Windows Vista introduced a new boot loader, BOOTMGR, with a new format for boot menu options. All versions of Windows released since Windows Vista contain their boot menu options in the BCD file - irrespective of whether the system has UEFI or BIOS firmware. If you want to manually add or edit boot menu options, or check existing entries, then you can utilise the BCDEdit.exe tool.

These notes are based upon diddy's BCDEdit Notes and have been adapted with the kind permission of the original author. Whilst they are not intended to be a definitive guide to BCD stores or using the bcdedit tool, a comprehensive list of commands for several versions of BCDEdit have been included as a reference.

There are numerous commands listed in these notes however the vast majority of them are not required in everyday usage. The examples included here cover a range of boot scenarios and the more common commands for managing objects/entries.

These notes are heavily biased towards systems with BIOS firmware, however much of the information is still relevant to UEFI systems as...

"...BCD abstracts the underlying firmware and provides a common programming interface that can be used to manipulate the boot environment for all systems running Windows Vista or later versions of Windows. ..."

BCDEdit Reference (White Paper - dated January 31, 2008)


Throughout the notes any text with a      highlight (e.g. bcdedit /createstore C:\boot\BCD) is a command - usually to be entered at a command prompt.

Any text with a      highlight (e.g. The command completed successfully.) indicates output from running a command.

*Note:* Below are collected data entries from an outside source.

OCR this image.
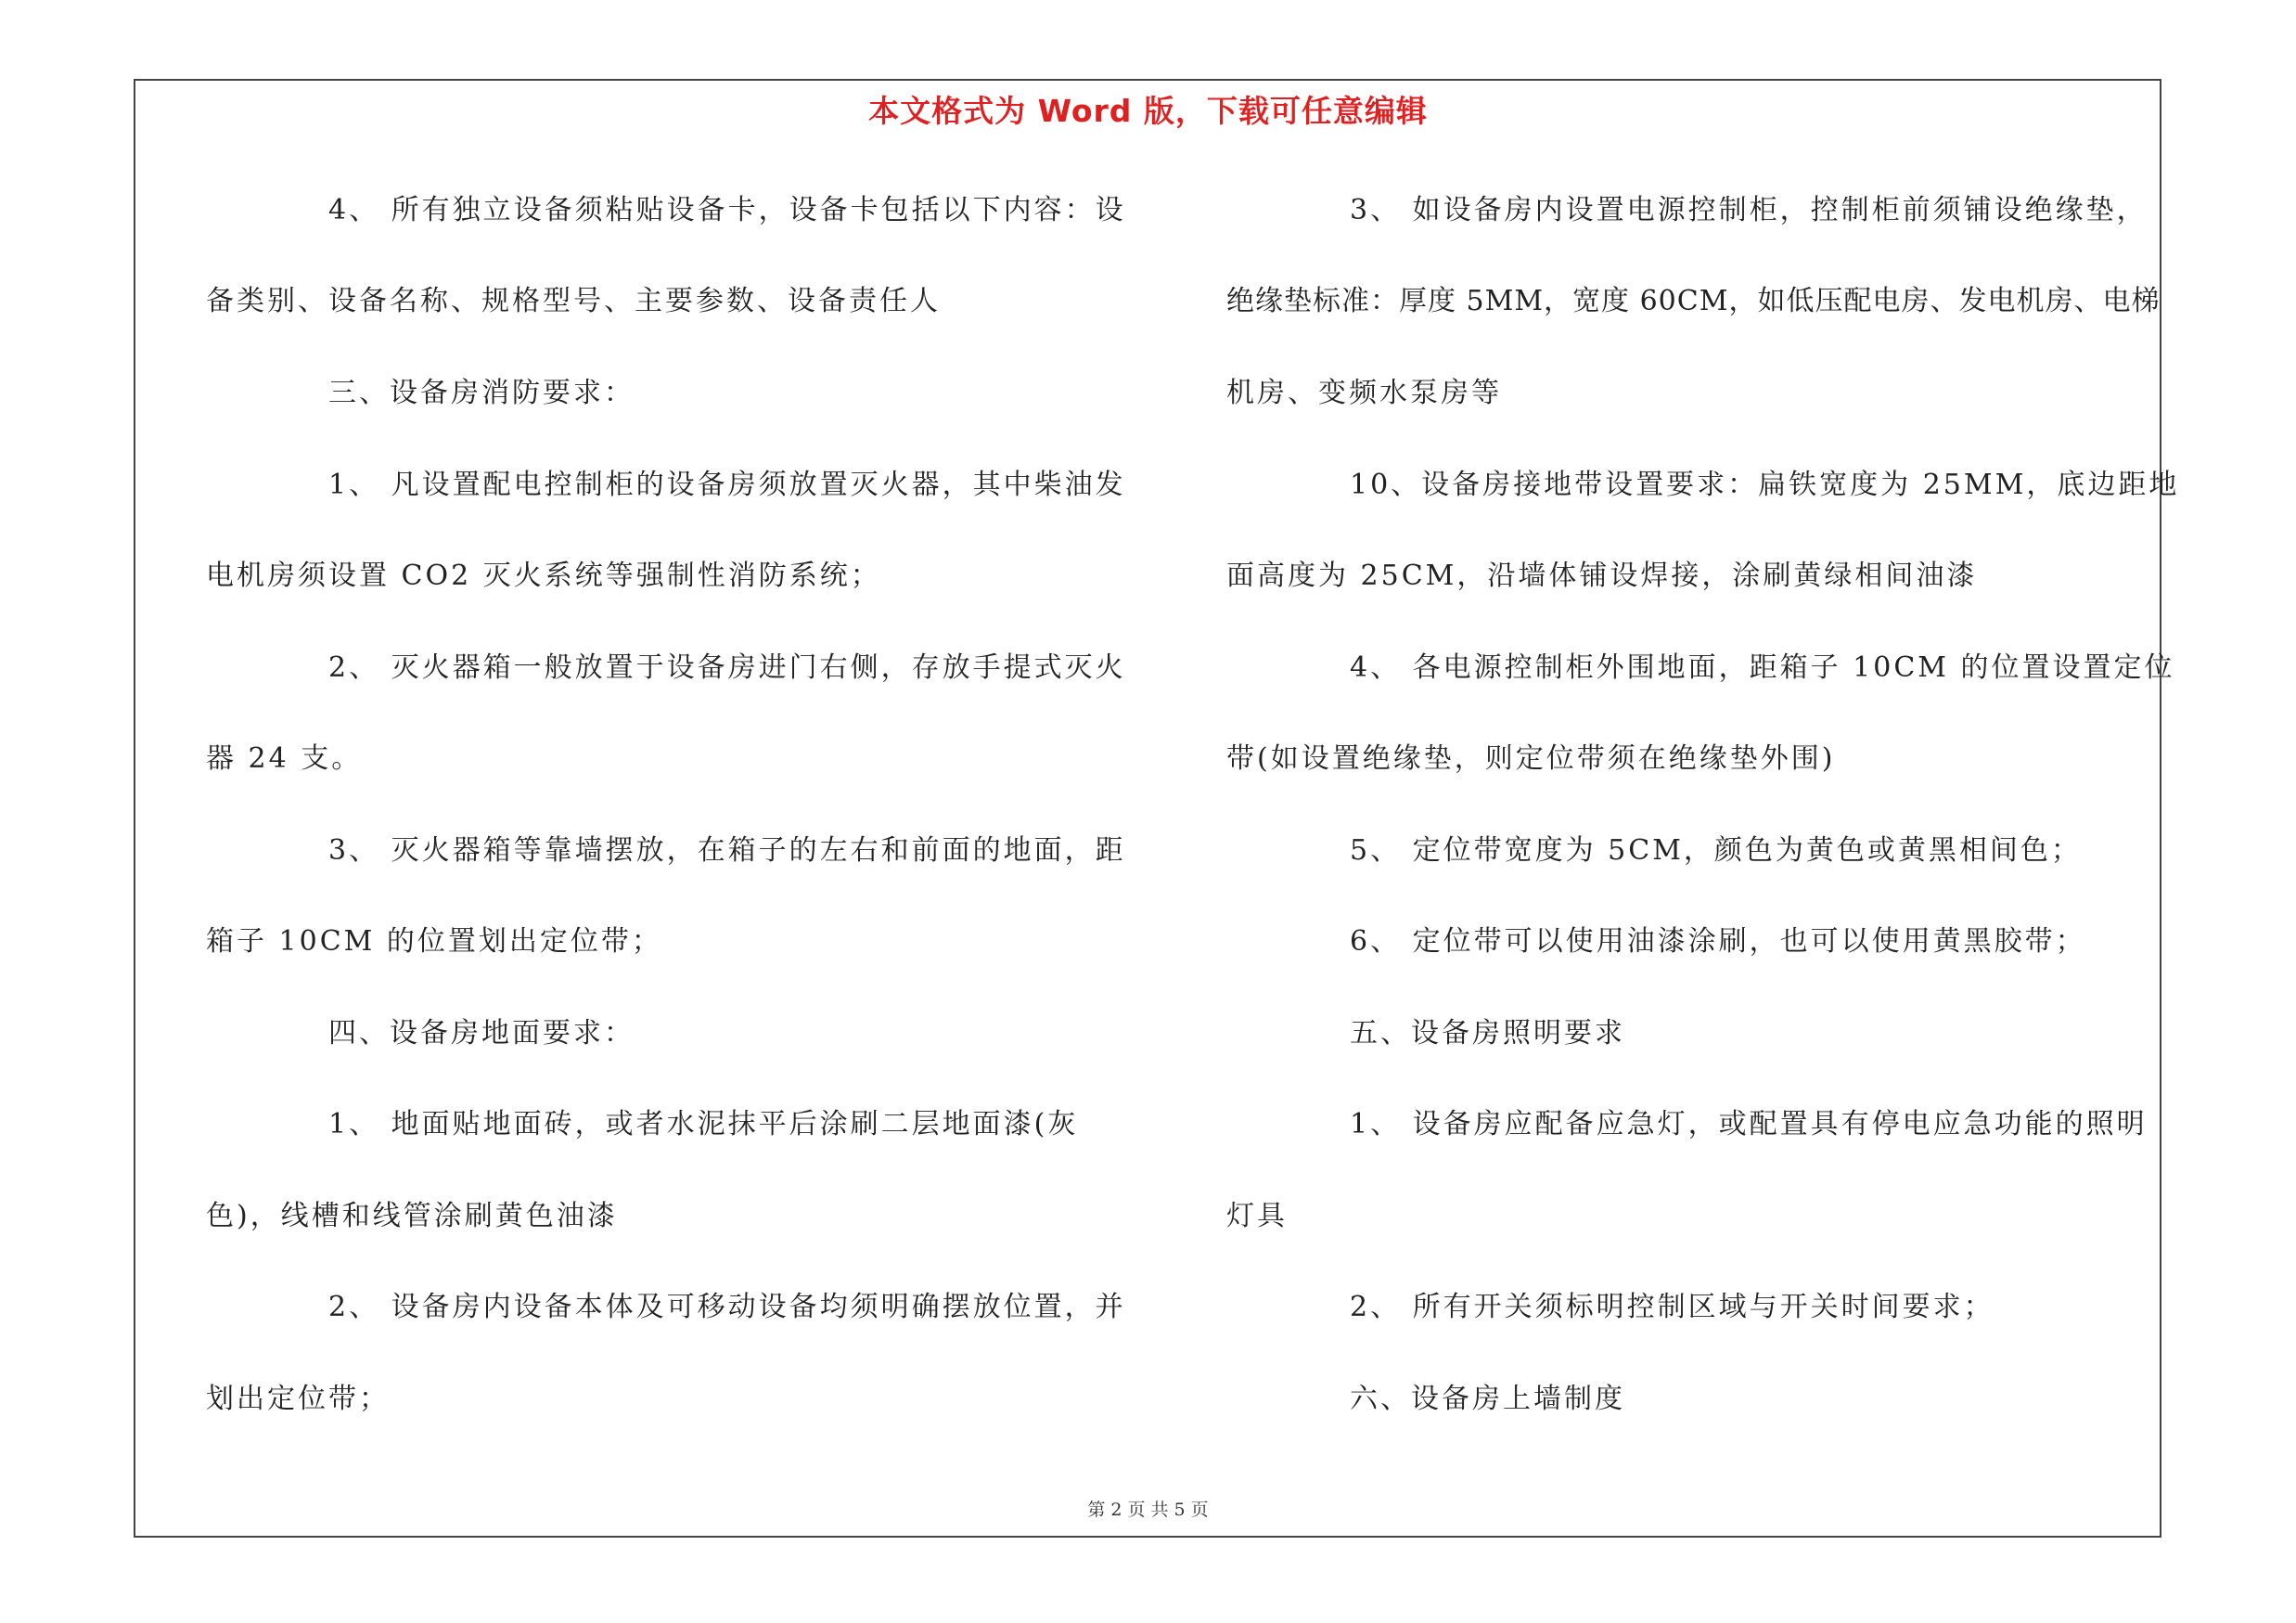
本文格式为 Word 版，下载可任意编辑
4、 所有独立设备须粘贴设备卡，设备卡包括以下内容：设
备类别、设备名称、规格型号、主要参数、设备责任人
三、设备房消防要求：
1、 凡设置配电控制柜的设备房须放置灭火器，其中柴油发
电机房须设置 CO2 灭火系统等强制性消防系统；
2、 灭火器箱一般放置于设备房进门右侧，存放手提式灭火
器 24 支。
3、 灭火器箱等靠墙摆放，在箱子的左右和前面的地面，距
箱子 10CM 的位置划出定位带；
四、设备房地面要求：
1、 地面贴地面砖，或者水泥抹平后涂刷二层地面漆(灰
色)，线槽和线管涂刷黄色油漆
2、 设备房内设备本体及可移动设备均须明确摆放位置，并
划出定位带；
3、 如设备房内设置电源控制柜，控制柜前须铺设绝缘垫，
绝缘垫标准：厚度 5MM，宽度 60CM，如低压配电房、发电机房、电梯
机房、变频水泵房等
10、设备房接地带设置要求：扁铁宽度为 25MM，底边距地
面高度为 25CM，沿墙体铺设焊接，涂刷黄绿相间油漆
4、 各电源控制柜外围地面，距箱子 10CM 的位置设置定位
带(如设置绝缘垫，则定位带须在绝缘垫外围)
5、 定位带宽度为 5CM，颜色为黄色或黄黑相间色；
6、 定位带可以使用油漆涂刷，也可以使用黄黑胶带；
五、设备房照明要求
1、 设备房应配备应急灯，或配置具有停电应急功能的照明
灯具
2、 所有开关须标明控制区域与开关时间要求；
六、设备房上墙制度
第 2 页 共 5 页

Any text within [ ] brackets is a keyboard input - e.g. [Enter] = press "Enter" key.

There are a number of textboxes containing text to be added to files - this may have become wrapped and should not be manually copied. Copy the text by highlighting it and holding [ctrl]+[c], then open a text editor (e.g. Notepad) and hold [ctrl]+[v] to paste the copied text. Make sure when saving the file that the correct file extension is used - e.g. File > Save As... and enter "My_file.cmd" in the File name: box (with quotes).